Michigan House Republicans
Democrat energy plan approved by House despite overwhelming Republican opposition
RELEASE|November 3, 2023
Contact: Pat Outman

Rep. Outman voices concerns with plan that will significantly raise Michiganders’ electricity bills

Rep. Outman today expressed his disappointment with the Green New Deal that Democrats in majority today approved in the House.

The representative said the carbon neutrality plan is irresponsible, rushed, and will be costly for Michigan families and businesses. It also circumvents local control by giving the Michigan Public Service Commission – a three-member board appointed by the governor – the authority to permit large solar and wind construction.

“Michigan families are already paying too much for electricity that isn’t reliable,” Outman said. “Rural communities like ours have experienced energy outages in recent years that only stand to get worse under these bills.
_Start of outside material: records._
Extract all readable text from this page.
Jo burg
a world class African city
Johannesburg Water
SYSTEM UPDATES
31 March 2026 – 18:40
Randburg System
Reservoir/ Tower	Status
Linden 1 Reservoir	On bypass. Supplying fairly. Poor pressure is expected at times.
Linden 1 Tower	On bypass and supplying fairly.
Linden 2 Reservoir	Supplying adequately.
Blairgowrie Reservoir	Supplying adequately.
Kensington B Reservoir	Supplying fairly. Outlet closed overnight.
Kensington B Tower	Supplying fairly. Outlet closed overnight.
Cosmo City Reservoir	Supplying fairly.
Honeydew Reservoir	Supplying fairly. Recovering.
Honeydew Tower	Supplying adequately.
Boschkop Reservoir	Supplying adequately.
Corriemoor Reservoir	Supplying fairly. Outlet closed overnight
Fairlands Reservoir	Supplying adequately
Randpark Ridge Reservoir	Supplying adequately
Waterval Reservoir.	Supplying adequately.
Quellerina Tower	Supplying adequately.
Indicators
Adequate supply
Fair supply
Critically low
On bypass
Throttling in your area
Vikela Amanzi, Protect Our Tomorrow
The people of Michigan don’t want this plan, that’s why Democrats are stepping in to force it on them regardless of what local communities have already decided.”

Senate Bill 271 changes the state’s existing renewable energy standard as laid out in a bipartisan plan adopted in 2016. Currently, the energy standard is set at 15%, but the partisan plan approved today would periodically increase the standard, ultimately spiking to 60% by 2033.

Additionally, the bill requires providers to meet a new clean energy standard of 80% by 2035 and 100% by 2040.

Outman, who serves on the House Energy Committee, said the timeline is unrealistic and will be costly to achieve, leading to increased energy costs for Michigan families and job providers. One study estimates a 96% increase in consumer rates and a 142% increase in commercial rates under the Democrats’ proposed timeline.

“Michigan energy providers have already made great strides in recent years when it comes to innovative renewable energy solutions, and they don’t need a state mandate to continue that innovation,” Outman said. “Renewable energy solutions aren’t a bad thing – but this plan fast tracks the process in a way that’s just not attainable or affordable. We can expect to see backpedaling in the future if this plan is signed into law – just like in California.”

Michigan’s two largest utilities, DTE and Consumers Energy, have already set goals to achieve net zero carbon emissions without government mandates. Consumers Energy set its goal to 2040, and DTE to 2050.  Consumers Energy plans to shut down all coal-fired plants by 2025, while DTE plans to close its last coal plant in 2032.

During a press conference opposing the plan in September, Outman also said solar and wind are not reliable energy sources in Michigan. He and other Republican representatives said a better plan would be to replace existing natural gas plants with nuclear power plants, which would be far less expensive than the current proposal whiles still accomplishing the zero-carbon goal with greater reliability.

Experts estimate that an entirely carbon-free grid powered by wind and solar will see blackouts of up to 61 hours in the winter when sunlight and winds are low.

“Even California is backpedaling after it’s overly ambitious carbon neutrality targets resulted in rolling blackouts,” Outman said. “They’re scrambling to reverse course to allow natural gas and nuclear plants to remain operational. A policy that’s too radical for California definitely isn’t right for Michigan.”